Changing filter thresholds only removes or includes targets from consideration; changing
filter thresholds does not alter bit scores, E-values, or alignments, all of which are
determined solely in postprocessing.

--max Turn off (nearly) all filters, including the bias filter, and run full
Forward/Backward postprocessing on most of the target sequence. In contrast to
hmmscan, where this flag really does turn off the filters entirely, the --max flag
in nhmmscan sets the scanning-SSV filter threshold to 0.4, not 1.0. Use of this
flag increases sensitivity somewhat, at a large cost in speed.

--F1 <x>
Set the P-value threshold for the MSV filter step. The default is 0.02, meaning
that roughly 2% of the highest scoring nonhomologous targets are expected to pass
the filter.

--F2 <x>
Set the P-value threshold for the Viterbi filter step. The default is 0.001.

--F3 <x>
Set the P-value threshold for the Forward filter step. The default is 1e-5.

--nobias
Turn off the bias filter. This increases sensitivity somewhat, but can come at a
high cost in speed, especially if the query has biased residue composition (such as
a repetitive sequence region, or if it is a membrane protein with large regions of
hydrophobicity). Without the bias filter, too many sequences may pass the filter
with biased queries, leading to slower than expected performance as the
computationally intensive Forward/Backward algorithms shoulder an abnormally heavy
load.

OTHER OPTIONS


--nonull2
Turn off the null2 score corrections for biased composition.
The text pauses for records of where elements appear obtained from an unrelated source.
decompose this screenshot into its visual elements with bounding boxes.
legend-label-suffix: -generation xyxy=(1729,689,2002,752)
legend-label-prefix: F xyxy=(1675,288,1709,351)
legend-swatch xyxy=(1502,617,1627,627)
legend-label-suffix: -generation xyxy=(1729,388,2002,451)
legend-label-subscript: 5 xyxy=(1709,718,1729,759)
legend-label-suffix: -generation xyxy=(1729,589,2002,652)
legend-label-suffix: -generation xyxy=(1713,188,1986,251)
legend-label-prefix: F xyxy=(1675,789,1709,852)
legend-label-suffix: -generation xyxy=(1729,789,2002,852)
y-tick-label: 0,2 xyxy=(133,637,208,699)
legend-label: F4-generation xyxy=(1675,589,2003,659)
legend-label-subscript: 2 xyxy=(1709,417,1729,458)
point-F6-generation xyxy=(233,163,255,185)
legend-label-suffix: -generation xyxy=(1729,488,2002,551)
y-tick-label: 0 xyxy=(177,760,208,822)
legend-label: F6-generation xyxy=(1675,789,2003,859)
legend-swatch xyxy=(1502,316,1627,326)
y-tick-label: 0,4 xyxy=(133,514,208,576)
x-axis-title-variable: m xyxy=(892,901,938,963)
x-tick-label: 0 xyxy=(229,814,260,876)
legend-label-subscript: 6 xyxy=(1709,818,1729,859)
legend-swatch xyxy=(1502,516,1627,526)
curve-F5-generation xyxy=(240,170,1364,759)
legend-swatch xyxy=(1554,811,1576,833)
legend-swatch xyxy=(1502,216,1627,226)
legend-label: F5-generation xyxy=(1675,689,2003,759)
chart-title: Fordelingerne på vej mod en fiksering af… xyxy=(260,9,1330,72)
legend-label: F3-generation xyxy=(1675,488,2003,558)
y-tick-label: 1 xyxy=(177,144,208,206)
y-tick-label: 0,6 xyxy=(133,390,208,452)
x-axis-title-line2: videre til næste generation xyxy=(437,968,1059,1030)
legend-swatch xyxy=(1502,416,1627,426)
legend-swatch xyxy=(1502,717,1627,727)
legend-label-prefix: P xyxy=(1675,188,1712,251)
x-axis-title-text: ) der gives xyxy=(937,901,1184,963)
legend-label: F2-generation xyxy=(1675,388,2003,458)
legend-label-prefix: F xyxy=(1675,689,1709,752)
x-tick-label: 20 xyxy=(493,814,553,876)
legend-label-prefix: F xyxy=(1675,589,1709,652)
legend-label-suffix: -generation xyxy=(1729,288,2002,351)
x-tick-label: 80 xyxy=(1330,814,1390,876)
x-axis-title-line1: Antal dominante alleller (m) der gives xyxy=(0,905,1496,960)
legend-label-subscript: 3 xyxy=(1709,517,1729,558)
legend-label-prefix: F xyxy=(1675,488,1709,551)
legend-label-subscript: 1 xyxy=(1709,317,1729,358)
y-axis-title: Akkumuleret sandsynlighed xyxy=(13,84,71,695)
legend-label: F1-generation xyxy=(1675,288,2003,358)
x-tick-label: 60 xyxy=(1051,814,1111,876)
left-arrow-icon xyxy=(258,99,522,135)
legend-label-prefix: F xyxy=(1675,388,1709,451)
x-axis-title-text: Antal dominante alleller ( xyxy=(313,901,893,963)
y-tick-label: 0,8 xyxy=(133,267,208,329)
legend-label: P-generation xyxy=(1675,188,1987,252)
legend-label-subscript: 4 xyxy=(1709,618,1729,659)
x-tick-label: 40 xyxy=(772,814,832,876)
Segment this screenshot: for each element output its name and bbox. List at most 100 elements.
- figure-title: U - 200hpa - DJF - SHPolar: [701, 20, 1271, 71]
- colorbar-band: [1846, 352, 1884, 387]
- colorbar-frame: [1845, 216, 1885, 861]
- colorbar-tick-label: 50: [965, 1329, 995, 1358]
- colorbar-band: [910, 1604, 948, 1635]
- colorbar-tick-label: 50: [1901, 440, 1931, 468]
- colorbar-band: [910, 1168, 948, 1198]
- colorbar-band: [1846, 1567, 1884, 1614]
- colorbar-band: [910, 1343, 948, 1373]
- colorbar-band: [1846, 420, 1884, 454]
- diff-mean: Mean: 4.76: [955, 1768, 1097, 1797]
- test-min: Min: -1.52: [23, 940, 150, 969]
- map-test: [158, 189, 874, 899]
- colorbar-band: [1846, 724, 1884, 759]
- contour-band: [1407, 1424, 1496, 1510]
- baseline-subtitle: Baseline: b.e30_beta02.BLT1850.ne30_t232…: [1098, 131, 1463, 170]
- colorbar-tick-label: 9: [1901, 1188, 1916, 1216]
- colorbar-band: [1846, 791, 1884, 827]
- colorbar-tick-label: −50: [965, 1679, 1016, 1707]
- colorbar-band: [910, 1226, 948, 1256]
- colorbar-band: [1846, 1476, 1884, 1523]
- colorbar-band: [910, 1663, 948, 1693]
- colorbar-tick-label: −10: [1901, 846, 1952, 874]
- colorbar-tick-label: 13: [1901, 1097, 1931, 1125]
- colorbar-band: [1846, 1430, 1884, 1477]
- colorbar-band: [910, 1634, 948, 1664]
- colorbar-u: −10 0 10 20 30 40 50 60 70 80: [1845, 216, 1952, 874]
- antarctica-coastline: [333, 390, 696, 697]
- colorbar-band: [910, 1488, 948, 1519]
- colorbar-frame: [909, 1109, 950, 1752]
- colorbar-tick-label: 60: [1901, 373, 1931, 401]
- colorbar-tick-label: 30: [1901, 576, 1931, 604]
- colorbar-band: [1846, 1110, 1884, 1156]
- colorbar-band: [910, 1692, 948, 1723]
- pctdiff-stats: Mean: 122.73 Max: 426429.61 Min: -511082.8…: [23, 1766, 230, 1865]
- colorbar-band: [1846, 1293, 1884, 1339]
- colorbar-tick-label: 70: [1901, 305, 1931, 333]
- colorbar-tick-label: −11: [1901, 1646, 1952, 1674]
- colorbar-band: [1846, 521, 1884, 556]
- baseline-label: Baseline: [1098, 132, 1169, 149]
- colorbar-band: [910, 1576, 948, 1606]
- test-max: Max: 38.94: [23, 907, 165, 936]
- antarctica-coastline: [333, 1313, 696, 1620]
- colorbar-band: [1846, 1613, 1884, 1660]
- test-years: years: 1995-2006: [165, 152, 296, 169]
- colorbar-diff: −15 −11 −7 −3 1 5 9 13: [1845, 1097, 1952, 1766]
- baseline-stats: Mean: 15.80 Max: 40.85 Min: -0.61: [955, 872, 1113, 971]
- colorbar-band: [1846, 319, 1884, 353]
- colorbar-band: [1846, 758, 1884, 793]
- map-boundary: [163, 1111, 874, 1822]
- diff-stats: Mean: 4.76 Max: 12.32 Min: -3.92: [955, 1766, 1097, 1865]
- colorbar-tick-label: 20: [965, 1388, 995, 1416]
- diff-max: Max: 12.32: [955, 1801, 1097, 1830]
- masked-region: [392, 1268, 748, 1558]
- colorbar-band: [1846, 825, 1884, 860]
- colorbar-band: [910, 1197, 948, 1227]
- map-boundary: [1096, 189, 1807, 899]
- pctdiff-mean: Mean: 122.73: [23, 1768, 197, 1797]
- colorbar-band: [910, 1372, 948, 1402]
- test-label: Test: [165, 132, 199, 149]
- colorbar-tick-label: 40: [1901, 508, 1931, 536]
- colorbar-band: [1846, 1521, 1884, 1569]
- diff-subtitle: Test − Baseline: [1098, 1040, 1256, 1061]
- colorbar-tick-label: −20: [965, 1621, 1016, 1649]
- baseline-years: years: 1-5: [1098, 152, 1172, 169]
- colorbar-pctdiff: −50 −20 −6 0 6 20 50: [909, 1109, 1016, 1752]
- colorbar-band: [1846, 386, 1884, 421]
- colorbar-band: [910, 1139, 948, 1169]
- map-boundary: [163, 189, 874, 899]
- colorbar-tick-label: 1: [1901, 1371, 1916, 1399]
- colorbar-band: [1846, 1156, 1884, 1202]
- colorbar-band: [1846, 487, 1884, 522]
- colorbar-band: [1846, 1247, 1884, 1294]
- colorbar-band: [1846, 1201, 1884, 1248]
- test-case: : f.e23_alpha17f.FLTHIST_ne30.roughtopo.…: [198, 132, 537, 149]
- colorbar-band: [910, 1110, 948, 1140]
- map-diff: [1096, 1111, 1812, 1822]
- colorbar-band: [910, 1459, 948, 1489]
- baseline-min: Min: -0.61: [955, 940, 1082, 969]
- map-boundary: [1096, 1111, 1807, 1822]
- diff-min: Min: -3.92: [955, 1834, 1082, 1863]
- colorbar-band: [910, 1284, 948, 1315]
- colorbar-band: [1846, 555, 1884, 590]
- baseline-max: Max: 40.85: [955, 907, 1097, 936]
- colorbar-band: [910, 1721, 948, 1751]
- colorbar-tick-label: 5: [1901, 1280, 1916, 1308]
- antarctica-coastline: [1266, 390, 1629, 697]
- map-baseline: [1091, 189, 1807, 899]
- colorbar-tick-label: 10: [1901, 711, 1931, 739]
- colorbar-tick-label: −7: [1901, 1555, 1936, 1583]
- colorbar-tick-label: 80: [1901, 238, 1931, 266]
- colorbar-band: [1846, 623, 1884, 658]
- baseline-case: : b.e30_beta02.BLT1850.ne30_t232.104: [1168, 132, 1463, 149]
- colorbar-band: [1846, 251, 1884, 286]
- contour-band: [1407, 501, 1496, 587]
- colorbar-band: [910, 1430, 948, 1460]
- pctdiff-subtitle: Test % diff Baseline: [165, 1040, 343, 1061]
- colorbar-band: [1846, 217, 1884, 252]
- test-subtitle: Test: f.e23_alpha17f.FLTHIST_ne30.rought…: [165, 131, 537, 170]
-Z <x> Assert that the total number of targets in your searches is <x>, for the purposes
of per-sequence E-value calculations, rather than the actual number of targets
seen.

--seed <n>
Set the random number seed to <n>. Some steps in postprocessing require Monte
Carlo simulation. The default is to use a fixed seed (42), so that results are
exactly reproducible. Any other positive integer will give different (but also
reproducible) results. A choice of 0 uses an arbitrarily chosen seed.

--qformat <s>
Assert that the query sequence file is in format <s>. Accepted formats include
fasta, embl, genbank, ddbj, uniprot, stockholm, pfam, a2m, and afa. The default is
to autodetect the format of the file.

--w_beta <x>
Window length tail mass. The upper bound, W, on the length at which nhmmer expects
to find an instance of the model is set such that the fraction of all sequences
generated by the model with length >= W is less than <x>. The default is 1e-7.
This flag may be used to override the value of W established for the model by
hmmbuild.

--w_length <n>
Override the model instance length upper bound, W, which is otherwise controlled by
--w_beta. It should be larger than the model length. The value of W is used deep
in the acceleration pipeline, and modest changes are not expected to impact results
(though larger values of W do lead to longer run time). This flag may be used to
override the value of W established for the model by hmmbuild.

--toponly
Only search the top strand. By default both the query sequence and its reverse-
complement are searched.

--bottomonly
Only search the bottom (reverse-complement) strand. By default both the query
sequence and its reverse-complement are searched.

--cpu <n>
Set the number of parallel worker threads to <n>. By default, HMMER sets this to
the number of CPU cores it detects in your machine - that is, it tries to maximize
the use of your available processor cores. Setting <n> higher than the number of
available cores is of little if any value, but you may want to set it to something
less. You can also control this number by setting an environment variable,
HMMER_NCPU.

This option is only available if HMMER was compiled with POSIX threads support.
This is the default, but it may have been turned off for your site or machine for
some reason.

--stall
For debugging the MPI master/worker version: pause after start, to enable the
developer to attach debuggers to the running master and worker(s) processes. Send
SIGCONT signal to release the pause. (Under gdb: (gdb) signal SIGCONT)

(Only available if optional MPI support was enabled at compile-time.)

--mpi Run in MPI master/worker mode, using mpirun.

(Only available if optional MPI support was enabled at compile-time.)